The muscarinic M3 acetylcholine receptor exists as two differently sized complexes at the plasma membrane.

The literature on GPCR (G-protein-coupled receptor) homo-oligomerization encompasses conflicting views that range from interpretations that GPCRs must be monomeric, through comparatively newer proposals that they exist as dimers or higher-order oligomers, to suggestions that such quaternary structures are rather ephemeral or merely accidental and may serve no functional purpose. In the present study we use a novel method of FRET (Förster resonance energy transfer) spectrometry and controlled expression of energy donor-tagged species to show that M(3)Rs (muscarinic M(3) acetylcholine receptors) at the plasma membrane exist as stable dimeric complexes, a large fraction of which interact dynamically to form tetramers without the presence of trimers, pentamers, hexamers etc. That M(3)R dimeric units interact dynamically was also supported by co-immunoprecipitation of receptors synthesized at distinct times. On the basis of all these findings, we propose a conceptual framework that may reconcile the conflicting views on the quaternary structure of GPCRs.

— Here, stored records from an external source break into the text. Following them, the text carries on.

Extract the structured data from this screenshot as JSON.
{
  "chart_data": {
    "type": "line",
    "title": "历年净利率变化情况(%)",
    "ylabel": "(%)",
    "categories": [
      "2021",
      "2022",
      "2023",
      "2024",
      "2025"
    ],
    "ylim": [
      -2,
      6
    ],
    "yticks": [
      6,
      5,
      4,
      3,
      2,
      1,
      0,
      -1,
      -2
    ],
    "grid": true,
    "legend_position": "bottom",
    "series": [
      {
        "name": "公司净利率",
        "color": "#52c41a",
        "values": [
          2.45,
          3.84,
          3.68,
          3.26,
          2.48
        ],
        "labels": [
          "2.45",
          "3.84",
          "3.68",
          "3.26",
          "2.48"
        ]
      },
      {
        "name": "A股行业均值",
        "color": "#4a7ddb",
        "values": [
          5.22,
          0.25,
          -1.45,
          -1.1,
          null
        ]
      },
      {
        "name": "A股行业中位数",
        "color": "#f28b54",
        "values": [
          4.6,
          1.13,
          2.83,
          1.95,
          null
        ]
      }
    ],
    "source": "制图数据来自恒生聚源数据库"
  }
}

Development and experimental testing of an optical micro-spectroscopic technique incorporating true line-scan excitation.

Multiphoton micro-spectroscopy, employing diffraction optics and electron-multiplying CCD (EMCCD) cameras, is a suitable method for determining protein complex stoichiometry, quaternary structure, and spatial distribution in living cells using Förster resonance energy transfer (FRET) imaging. The method provides highly resolved spectra of molecules or molecular complexes at each image pixel, and it does so on a timescale shorter than that of molecular diffusion, which scrambles the spectral information. Acquisition of an entire spectrally resolved image, however, is slower than that of broad-bandwidth microscopes because it takes longer times to collect the same number of photons at each emission wavelength as in a broad bandwidth. Here, we demonstrate an optical micro-spectroscopic scheme that employs a laser beam shaped into a line to excite in parallel multiple sample voxels. The method presents dramatically increased sensitivity and/or acquisition speed and, at the same time, has excellent spatial and spectral resolution, similar to point-scan configurations. When applied to FRET imaging using an oligomeric FRET construct expressed in living cells and consisting of a FRET acceptor linked to three donors, the technique based on line-shaped excitation provides higher accuracy compared to the point-scan approach, and it reduces artifacts caused by photobleaching and other undesired photophysical effects.